Le passé


Charrat apparaît dans l'histoire en 1224 où un écrit fait mention d'une transaction entre Thomas, comte de Savoie, Pierre d'Oron, évêque de Sion et un certain chevalier nommé Jean Visondis. D'après son nom, en se fondant sur l'habitude du temps, qui nommait les gens d'après leur seigneurie ou leur domicile, on peut conclure que ce chevalier était de Charrat-Vison, la seule agglomération de la région connue à ce moment.

En 1324, le village du Chêne est à peine indiqué et Charrat fait partie de la communauté de Martigny en qualité de septième quartier où le Bourg avait la préséance.

 

En 1836, malgré cinq siècles de fidélité, le mariage est sur le point de se dissoudre. Une demande est adressée au Conseil d'Etat par les procureurs des villages de Charrat afin d'obtenir l'autorisation de constituer une commune autonome suite à une décision prise par l'assemblée des citoyens. Cette demande est principalement motivée "par le fait que les intérêts de Charrat se trouvent d'ordinaire en contradiction avec ceux du Bourg et succombent devant la prépondérance des votes de ce dernier. L'action de l'autorité est presque sans influence dans ces villages qui se trouvent trop éloignés de leur point de départ et qui se voient encore forcés de prendre leur part dans les dépenses que la fortune du Bourg lui permet d'établir sur des bases assez larges, tandis que les faibles ressources de Charrat lui prescrivent la plus stricte économie".

 

Si la séparation et la constitution de Charrat en commune distincte eurent lieu en 1836, il fallut attendre jusqu'au 28 mai 1879 le décret du Grand Conseil fixant le partage des  circonscriptions territoriales et la juridiction des cinq communes soit Martigny-Ville, Martigny-Bourg, Martigny-Combe, La Bâtiaz, et Charrat.

 

Charrat compte trois quartiers : Vison et Les Chênes situés au pied des pentes du Mont Chemin, dont les références historiques ont été mentionnées plus haut et La Gare qui doit son développement à l'implantation de la gare CFF (1890).

 

Rendons hommage aux valeureux pionniers qui ont façonné la nature de notre canton, de notre commune, luttant avec acharnement contre l'influence funeste des marais et les dévastations du Rhône dont la dernière crue de 1948 reste dans bien des mémoires. La plaine était alors recouverte de marécages, parsemés de quelques îlots servant de parcours pour les bestiaux.
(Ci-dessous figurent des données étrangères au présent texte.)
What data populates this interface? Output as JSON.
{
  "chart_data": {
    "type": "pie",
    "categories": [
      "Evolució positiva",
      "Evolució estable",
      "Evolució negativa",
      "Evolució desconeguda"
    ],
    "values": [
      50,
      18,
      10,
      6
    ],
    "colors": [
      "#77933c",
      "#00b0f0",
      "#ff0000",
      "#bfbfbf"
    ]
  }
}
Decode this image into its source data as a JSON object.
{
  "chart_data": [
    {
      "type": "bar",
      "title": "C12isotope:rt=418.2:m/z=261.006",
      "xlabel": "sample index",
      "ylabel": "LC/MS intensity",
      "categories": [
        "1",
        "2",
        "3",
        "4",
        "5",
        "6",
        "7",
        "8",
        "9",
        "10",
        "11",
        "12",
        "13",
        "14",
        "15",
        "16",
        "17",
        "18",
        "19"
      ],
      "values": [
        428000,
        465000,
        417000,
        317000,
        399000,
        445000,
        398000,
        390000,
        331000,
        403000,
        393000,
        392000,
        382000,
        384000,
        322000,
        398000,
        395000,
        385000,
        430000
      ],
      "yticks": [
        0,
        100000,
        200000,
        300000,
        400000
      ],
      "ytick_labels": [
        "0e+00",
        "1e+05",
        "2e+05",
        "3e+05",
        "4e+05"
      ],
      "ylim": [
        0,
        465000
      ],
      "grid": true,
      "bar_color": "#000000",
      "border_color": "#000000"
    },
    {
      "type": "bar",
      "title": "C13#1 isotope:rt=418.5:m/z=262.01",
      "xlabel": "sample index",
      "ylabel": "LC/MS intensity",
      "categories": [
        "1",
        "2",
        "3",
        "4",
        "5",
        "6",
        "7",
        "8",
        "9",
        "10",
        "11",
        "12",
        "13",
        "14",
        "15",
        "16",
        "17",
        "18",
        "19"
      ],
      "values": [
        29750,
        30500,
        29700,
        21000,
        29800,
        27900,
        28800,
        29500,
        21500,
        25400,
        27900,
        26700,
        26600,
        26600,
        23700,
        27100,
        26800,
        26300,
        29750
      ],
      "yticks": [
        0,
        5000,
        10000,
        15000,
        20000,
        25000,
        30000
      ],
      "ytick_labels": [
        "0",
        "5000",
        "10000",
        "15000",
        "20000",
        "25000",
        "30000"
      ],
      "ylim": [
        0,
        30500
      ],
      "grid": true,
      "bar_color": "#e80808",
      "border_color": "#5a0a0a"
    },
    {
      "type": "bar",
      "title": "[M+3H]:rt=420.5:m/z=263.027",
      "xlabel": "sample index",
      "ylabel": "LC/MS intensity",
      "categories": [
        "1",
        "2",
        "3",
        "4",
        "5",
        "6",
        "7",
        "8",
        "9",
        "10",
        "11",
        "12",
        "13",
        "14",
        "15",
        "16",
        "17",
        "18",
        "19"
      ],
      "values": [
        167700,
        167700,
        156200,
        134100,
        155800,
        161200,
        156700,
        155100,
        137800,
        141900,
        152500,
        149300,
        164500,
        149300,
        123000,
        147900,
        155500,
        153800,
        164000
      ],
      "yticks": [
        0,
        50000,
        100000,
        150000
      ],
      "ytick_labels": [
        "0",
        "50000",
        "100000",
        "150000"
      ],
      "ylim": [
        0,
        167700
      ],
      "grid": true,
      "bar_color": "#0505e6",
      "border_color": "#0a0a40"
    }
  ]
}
Le labeur immense accompli par ces défricheurs transformant les marais en terres fertiles a été le point de départ d'un essor agricole remarquable. La population charrataine a longtemps vécu du produit de la terre et nombre d'industries qui s'y sont implantées sont étroitement liées au secteur primaire dont les difficultés actuelles ne doivent pas taire le labeur consenti par nos ancêtres.

 

N'oublions pas de mentionner ici la race de cheval de Charrat qui avait acquis à notre localité une grande renommée dans les cantons voisins et dont l'origine dit-on remonte au passage des Russes et fit la fierté de nos ancêtres au 19ème siècle.

 

Religieusement, Charrat est une communauté paroissiale faisant partie, tout comme Martigny-Combe de la Paroisse de Martigny, institution qui a échappé à la séparation de 1836. Au chapitre de la bourgeoisie il est à relever que les citoyens bourgeois de Martigny, Martigny-Combe, Trient et Charrat acquièrent la bourgeoisie de ces quatre communes.